A small church that is deeply rooted in its community, faithfully making disciples, and genuinely caring for its people is fulfilling its calling. Growth in numbers tends to follow faithfulness over time. Chasing growth as an end in itself produces shallow, unsustainable results.
This does not mean growth does not matter. It means that pursuing faithfulness produces the conditions in which genuine growth can occur.
What Does Not Work
Save yourself time and money by avoiding these approaches that consistently fail in small church contexts.
- Copying large church programs. What works for a church of 2,000 rarely translates to a church of 65. The contexts are too different.
- Advertising campaigns. Rural people are skeptical of slick marketing. Relationships matter more than ads.
- Chasing trends. A small church that reinvents itself every two years to chase the latest ministry trend will exhaust its volunteers and confuse its congregation.

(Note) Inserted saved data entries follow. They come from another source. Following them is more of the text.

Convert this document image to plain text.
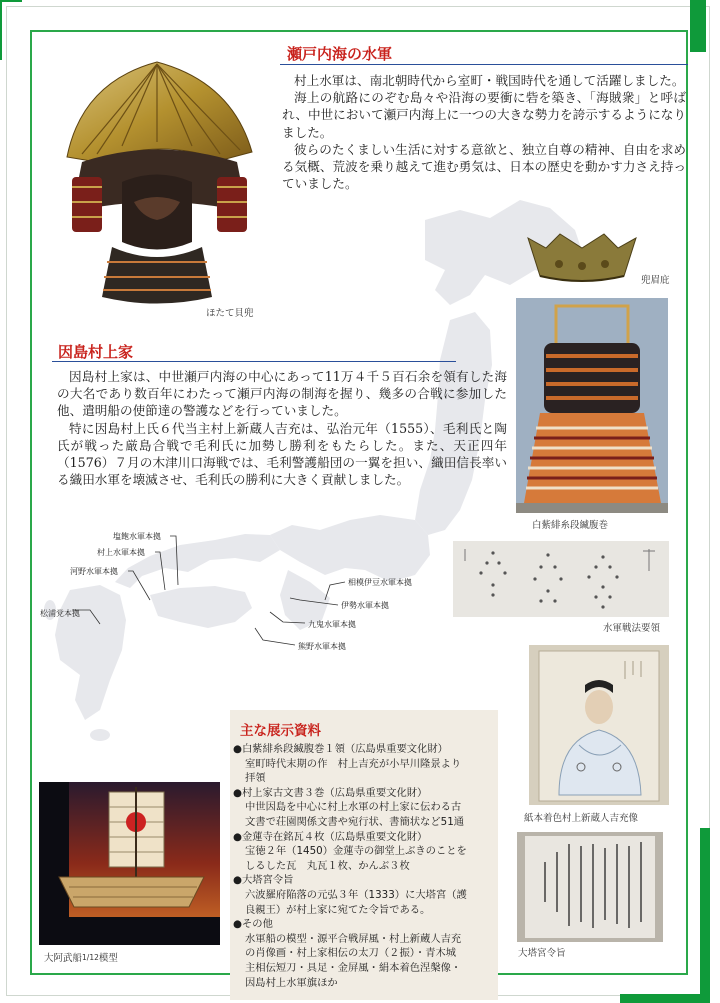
瀬戸内海の水軍

村上水軍は、南北朝時代から室町・戦国時代を通して活躍しました。

海上の航路にのぞむ島々や沿海の要衝に砦を築き、「海賊衆」と呼ばれ、中世において瀬戸内海上に一つの大きな勢力を誇示するようになりました。

彼らのたくましい生活に対する意欲と、独立自尊の精神、自由を求める気概、荒波を乗り越えて進む勇気は、日本の歴史を動かす力さえ持っていました。

ほたて貝兜
兜眉庇
白紫緋糸段縅腹巻
因島村上家

因島村上家は、中世瀬戸内海の中心にあって11万４千５百石余を領有した海の大名であり数百年にわたって瀬戸内海の制海を握り、幾多の合戦に参加した他、遣明船の使節達の警護などを行っていました。

特に因島村上氏６代当主村上新蔵人吉充は、弘治元年（1555）、毛利氏と陶氏が戦った厳島合戦で毛利氏に加勢し勝利をもたらした。また、天正四年（1576）７月の木津川口海戦では、毛利警護船団の一翼を担い、織田信長率いる織田水軍を壊滅させ、毛利氏の勝利に大きく貢献しました。

塩飽水軍本拠
村上水軍本拠
河野水軍本拠
松浦党本拠
相模伊豆水軍本拠
伊勢水軍本拠
九鬼水軍本拠
熊野水軍本拠
水軍戦法要領
紙本着色村上新蔵人吉充像
大塔宮令旨
大阿武船1/12模型
主な展示資料
●白紫緋糸段縅腹巻１領（広島県重要文化財）
室町時代末期の作　村上吉充が小早川隆景より
拝領
●村上家古文書３巻（広島県重要文化財）
中世因島を中心に村上水軍の村上家に伝わる古
文書で荘園関係文書や宛行状、書簡状など51通
●金蓮寺在銘瓦４枚（広島県重要文化財）
宝徳２年（1450）金蓮寺の御堂上ぶきのことを
しるした瓦　丸瓦１枚、かんぶ３枚
●大塔宮令旨
六波羅府陥落の元弘３年（1333）に大塔宮（護
良親王）が村上家に宛てた令旨である。
●その他
水軍船の模型・源平合戦屏風・村上新蔵人吉充
の肖像画・村上家相伝の太刀（２振）・青木城
主相伝短刀・具足・金屏風・絹本着色涅槃像・
因島村上水軍旗ほか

- Neglecting retention. Most small churches lose as many people as they gain. A church that focuses only on attracting new people without retaining them will never grow.
What Actually Works
1. Genuine community.
People stay in churches where they are known and loved. The small church’s greatest competitive advantage is its capacity for genuine community, the kind of belonging that a large church often cannot provide.
Invest in small groups, Sunday school classes, and informal fellowship. Create opportunities for people to know each other beyond Sunday morning. A person who has a genuine friend in the church is significantly more likely to stay.
2. Pastoral presence in the community.
The pastor who is known in the community, who eats at the local diner, attends community events, and is genuinely invested in the town, is doing outreach without a program. In a small town, the pastor’s presence in the community is one of the most effective growth strategies available.
3. Intentional visitor follow-up.
Most small churches are friendly to visitors on Sunday morning and then never contact them again. A simple follow-up system, a personal contact within 48 hours, an invitation to something smaller than Sunday service, a check-in at 30 days, dramatically improves visitor retention.
4. Faithful pastoral care.
People stay in churches where they feel cared for. Consistent pastoral care, hospital visits, homebound visits, crisis response, personal follow-up, communicates that the church is not just a Sunday morning event but a community that shows up.
5. A clear, outward-focused vision.
People do not join churches. They join missions. A small church with a clear, compelling vision for what it is trying to accomplish in its community will attract and retain people far more effectively than a church that simply exists.
The Long Game
Small church growth is slow. A church that grows from 65 to 90 people over five years has accomplished something significant. Do not measure yourself against megachurch metrics.
The churches that grow most consistently in small and rural contexts are those with long-tenured pastors, genuine community, faithful outreach, and a clear sense of mission. None of those things happen quickly. All of them are worth pursuing.